PARTICIPANTS: A consecutive sample of 365 community-residing ambulatory volunteers (137 men, 228 women; mean age 70.4 +/- 9.4 years; mean educational attainment 14.6 +/- 3.1 years), who were followed in an ongoing longitudinal study of aging and AD, comprising cognitively intact individuals, persons with mild cognitive impairment, and patients with mild AD.

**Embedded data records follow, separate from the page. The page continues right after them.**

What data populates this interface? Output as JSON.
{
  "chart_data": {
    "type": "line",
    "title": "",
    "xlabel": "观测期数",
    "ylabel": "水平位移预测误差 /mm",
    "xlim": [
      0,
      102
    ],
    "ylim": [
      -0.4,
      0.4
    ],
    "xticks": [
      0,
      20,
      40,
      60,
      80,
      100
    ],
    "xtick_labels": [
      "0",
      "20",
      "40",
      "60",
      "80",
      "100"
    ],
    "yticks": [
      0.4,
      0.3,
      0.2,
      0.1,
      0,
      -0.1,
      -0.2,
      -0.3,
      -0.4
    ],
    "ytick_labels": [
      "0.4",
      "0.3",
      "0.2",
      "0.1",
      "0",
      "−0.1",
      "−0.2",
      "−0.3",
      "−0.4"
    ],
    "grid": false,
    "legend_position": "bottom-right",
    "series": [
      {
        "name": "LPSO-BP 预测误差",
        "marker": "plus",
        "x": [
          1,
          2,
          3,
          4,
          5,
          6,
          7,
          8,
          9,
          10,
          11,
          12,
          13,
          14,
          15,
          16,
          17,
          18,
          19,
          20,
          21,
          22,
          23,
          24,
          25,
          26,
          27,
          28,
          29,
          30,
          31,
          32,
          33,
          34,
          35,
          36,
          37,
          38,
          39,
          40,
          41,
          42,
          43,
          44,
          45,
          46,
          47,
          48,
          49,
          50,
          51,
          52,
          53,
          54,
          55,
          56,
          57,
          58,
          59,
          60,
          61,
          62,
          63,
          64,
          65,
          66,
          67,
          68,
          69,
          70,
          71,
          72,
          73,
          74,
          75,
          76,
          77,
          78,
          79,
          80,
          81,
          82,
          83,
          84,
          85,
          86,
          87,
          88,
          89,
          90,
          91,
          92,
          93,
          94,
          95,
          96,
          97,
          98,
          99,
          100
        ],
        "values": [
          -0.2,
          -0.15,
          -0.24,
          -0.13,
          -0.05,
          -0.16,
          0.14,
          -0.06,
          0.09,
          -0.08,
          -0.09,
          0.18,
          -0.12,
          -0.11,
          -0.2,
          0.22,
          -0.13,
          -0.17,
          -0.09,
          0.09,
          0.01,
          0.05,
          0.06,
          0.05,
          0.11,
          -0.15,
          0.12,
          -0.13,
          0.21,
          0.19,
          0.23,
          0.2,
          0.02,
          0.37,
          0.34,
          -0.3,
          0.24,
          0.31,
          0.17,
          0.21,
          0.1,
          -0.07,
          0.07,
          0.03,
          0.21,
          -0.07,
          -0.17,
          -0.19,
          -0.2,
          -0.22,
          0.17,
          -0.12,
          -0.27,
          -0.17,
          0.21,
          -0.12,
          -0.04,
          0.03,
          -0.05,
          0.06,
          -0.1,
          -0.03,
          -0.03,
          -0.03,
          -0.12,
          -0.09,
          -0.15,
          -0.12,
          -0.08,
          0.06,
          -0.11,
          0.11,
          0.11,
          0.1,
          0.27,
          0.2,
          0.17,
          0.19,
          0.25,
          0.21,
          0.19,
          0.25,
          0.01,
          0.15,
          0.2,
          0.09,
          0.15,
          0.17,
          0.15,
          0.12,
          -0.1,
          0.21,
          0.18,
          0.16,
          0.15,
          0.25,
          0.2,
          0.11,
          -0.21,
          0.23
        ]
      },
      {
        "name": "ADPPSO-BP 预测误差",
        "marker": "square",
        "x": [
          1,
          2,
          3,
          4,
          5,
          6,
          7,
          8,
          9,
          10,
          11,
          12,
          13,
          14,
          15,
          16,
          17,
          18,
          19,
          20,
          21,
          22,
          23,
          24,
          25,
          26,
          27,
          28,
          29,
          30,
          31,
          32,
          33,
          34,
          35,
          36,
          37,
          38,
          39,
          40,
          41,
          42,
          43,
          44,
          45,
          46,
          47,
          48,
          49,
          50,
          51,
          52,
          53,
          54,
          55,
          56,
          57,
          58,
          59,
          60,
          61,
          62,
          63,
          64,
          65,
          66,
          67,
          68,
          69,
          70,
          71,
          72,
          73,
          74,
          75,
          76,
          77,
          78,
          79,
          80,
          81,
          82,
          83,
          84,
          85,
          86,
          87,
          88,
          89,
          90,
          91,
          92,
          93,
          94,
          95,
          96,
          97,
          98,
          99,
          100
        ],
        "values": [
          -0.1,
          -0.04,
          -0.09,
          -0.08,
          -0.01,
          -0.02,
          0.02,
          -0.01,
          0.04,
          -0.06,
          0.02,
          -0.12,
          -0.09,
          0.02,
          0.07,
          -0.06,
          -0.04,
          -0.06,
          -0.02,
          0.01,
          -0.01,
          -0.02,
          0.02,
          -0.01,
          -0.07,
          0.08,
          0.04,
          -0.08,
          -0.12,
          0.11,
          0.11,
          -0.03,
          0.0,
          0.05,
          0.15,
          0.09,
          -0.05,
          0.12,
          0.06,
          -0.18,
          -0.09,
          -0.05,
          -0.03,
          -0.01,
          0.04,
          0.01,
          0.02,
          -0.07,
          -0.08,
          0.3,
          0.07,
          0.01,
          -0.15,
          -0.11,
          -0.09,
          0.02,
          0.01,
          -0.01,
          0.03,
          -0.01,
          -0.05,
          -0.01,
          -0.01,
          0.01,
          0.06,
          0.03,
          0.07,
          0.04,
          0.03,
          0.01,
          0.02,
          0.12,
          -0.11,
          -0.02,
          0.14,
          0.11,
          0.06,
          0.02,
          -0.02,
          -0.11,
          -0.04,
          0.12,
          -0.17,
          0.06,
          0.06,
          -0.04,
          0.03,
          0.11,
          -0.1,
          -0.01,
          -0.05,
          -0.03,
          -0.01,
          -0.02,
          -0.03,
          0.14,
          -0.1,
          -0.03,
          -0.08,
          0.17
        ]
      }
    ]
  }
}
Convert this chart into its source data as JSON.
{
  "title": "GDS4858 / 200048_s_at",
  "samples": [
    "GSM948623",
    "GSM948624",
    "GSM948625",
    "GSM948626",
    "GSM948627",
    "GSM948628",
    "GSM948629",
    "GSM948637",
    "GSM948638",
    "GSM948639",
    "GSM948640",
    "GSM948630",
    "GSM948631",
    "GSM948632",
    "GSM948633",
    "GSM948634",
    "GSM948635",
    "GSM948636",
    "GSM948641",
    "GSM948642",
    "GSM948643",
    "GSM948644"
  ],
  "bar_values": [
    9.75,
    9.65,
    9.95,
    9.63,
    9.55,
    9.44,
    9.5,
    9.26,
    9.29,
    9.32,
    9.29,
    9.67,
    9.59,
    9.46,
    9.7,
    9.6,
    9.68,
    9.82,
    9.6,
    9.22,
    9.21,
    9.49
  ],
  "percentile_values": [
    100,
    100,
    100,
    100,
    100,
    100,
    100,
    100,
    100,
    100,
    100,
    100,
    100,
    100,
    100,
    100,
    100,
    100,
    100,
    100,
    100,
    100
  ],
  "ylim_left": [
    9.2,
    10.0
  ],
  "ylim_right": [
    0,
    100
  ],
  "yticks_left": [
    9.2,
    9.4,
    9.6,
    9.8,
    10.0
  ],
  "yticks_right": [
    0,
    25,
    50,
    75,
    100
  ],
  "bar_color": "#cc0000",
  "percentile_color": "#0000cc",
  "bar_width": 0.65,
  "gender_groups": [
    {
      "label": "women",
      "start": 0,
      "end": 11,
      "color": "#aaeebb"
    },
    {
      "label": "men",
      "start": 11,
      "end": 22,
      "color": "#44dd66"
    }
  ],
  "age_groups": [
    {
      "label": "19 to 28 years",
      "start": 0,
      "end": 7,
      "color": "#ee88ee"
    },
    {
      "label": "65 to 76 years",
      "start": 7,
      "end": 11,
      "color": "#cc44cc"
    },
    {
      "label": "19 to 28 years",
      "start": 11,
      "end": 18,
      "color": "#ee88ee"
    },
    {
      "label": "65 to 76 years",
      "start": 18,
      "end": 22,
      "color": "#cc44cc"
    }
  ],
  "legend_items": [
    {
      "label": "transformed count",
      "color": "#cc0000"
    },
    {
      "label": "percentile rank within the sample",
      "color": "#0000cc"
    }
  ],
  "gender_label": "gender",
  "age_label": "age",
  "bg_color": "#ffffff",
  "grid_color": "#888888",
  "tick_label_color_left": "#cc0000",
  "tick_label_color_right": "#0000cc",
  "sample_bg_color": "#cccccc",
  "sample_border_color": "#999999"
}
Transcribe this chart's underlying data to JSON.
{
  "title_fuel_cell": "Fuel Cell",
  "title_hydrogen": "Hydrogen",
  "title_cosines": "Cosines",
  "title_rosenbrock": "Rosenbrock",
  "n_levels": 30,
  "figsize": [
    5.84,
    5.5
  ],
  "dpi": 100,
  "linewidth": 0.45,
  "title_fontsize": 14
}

MEASUREMENTS: For general magnitude of cognitive function, the Global Deterioration Scale (GDS). For cognition, the Mini-Mental State Examination (MMSE). Equilibrium was assessed with parametric measurements of single leg stance (SLS) and tandem walking (TW). Limb coordination was assessed with parametric measurements of foot tapping (FT), alternating pronation and supination (PS), and sequential finger to thumb tapping (FTH).

MAIN RESULTS: After adjustment for age, persons with mild cognitive impairment or mild AD had significantly poorer performance on parametric clinical tests of equilibrium and limb coordination compared with cognitively intact individuals (P < .05).

CONCLUSIONS: Changes in equilibrium and limb coordination are clinically demonstrable in persons with mild cognitive impairment and mild AD using simple parametric tests. Such tests could potentially identify individuals with increased risk of falling. Early diagnosis and treatment of conditions that can jeopardize equilibrium and limb coordination, as well as balance and coordination training, might help cognitively impaired older people to maintain optimal function and may decrease the risk of falls and injuries.

Source: J Am Geriatr Soc 1999 Apr;47(4):463-9

PMID: 10203123, UI: 99217773

(Aging and Dementia Research Center, New York University Medical Center, New York 10016, USA.)